I read a article online about constant suicidal ideation, and had the urge to write about my own struggles. Can anyone relate, or want to share their experience?

Here’s my take on it:

    Tomorrow. It’s something most people don’t really think much about. They just assume it will come. For me, it is something that often feels uncertain. I don’t know if I will have a tomorrow. I don’t know if there is a next day for me. It’s terrifying because I never know which day is the last. Which day my suicidal thoughts will overcome me and I will lose my battle.

Living with chronic suicidal thoughts and depression is something that takes its toll. You often feel on the verge of a breakdown, and you can never tell when it’s too much. You can never be certain where the point is where you can ask for help without seeming like you are just asking for attention.

I never do it for attention. My mental facilities are impaired, I’m suffering, and suicide seems like a good idea. But the problem is, I always have a plan. That’s the usual criteria for others when to know when it is time to get help, but what happens when that’s always the case? The line gets blurred. You constantly live in uncertainty. You fear troubling others, and wasting their time. Fear the day they get compassion exhaustion towards you, and begin to ignore your thoughts. That makes them worse. Because then, it feels like no one cares anymore, and it fuels the desire to act even more.

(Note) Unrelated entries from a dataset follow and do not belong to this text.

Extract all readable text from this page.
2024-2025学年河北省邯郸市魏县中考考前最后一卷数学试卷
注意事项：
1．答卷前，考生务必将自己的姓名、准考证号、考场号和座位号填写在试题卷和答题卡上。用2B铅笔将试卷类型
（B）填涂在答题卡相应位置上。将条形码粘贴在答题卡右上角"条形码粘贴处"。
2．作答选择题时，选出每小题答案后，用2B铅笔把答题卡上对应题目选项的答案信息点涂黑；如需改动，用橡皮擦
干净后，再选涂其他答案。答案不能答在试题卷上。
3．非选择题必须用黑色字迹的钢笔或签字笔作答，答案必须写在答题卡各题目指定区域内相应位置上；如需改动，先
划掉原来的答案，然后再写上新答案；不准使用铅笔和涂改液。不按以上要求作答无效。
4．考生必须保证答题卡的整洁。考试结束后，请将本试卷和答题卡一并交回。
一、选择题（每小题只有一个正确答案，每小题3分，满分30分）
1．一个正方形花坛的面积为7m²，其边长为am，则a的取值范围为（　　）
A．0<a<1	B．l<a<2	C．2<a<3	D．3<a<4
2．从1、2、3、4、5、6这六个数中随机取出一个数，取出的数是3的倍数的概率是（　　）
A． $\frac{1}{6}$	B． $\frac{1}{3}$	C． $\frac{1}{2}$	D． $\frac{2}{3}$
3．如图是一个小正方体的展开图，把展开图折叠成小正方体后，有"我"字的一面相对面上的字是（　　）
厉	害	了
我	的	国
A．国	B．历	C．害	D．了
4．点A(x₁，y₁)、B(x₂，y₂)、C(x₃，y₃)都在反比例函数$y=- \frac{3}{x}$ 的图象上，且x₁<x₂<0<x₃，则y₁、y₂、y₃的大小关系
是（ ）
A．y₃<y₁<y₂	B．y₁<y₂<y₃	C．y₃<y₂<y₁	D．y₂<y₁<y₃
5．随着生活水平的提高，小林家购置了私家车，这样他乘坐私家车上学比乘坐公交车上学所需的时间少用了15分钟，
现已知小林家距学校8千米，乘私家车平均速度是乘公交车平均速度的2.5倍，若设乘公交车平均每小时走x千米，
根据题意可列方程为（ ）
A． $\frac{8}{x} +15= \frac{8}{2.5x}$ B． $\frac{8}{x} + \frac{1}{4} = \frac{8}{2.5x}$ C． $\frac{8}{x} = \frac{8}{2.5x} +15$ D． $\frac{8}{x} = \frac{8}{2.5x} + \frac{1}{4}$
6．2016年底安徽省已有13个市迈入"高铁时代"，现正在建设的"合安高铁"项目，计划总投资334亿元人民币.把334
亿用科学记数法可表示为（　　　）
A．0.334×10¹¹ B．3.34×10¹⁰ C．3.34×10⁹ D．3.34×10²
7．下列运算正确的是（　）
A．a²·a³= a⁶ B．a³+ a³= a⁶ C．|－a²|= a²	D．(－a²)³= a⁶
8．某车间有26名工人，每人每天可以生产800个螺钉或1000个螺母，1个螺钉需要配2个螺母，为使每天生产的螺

But when is it, “bad enough”? That’s something that I can’t answer. I constantly struggle with it. Even in moments where I want to act, where I want to die, I’m scared to call someone, because what if in the end, it would have been fine? If I would have stayed alive? Because for someone who lives with constant thoughts of suicide, these times are far too many.

So where does that leave me? I don’t know. I live day to day, often having to live with the resignation that I cannot/do not have a way to know if I will make it to tomorrow. Because ideation can spiral into action in minutes or hours. And when you live with constantly, it’s something that can tear down all your defenses in just a moment. Because the darkness knows you just as well, or even better, than you know yourself. It knows how to cripple you.

So when others ask me how I am doing, my answer is almost always, “fine”. Because what else can I answer? Because in the end, I might not even know where I am that day in terms of stability.

I fear the day I will lose this fight. I fear the day I will cause those around me to grow tired of my struggle, the day they grow immune to my pain and see it as another thing that is just a part of my life. But, for now, I have no choice but to accept that this is my unsteady reality.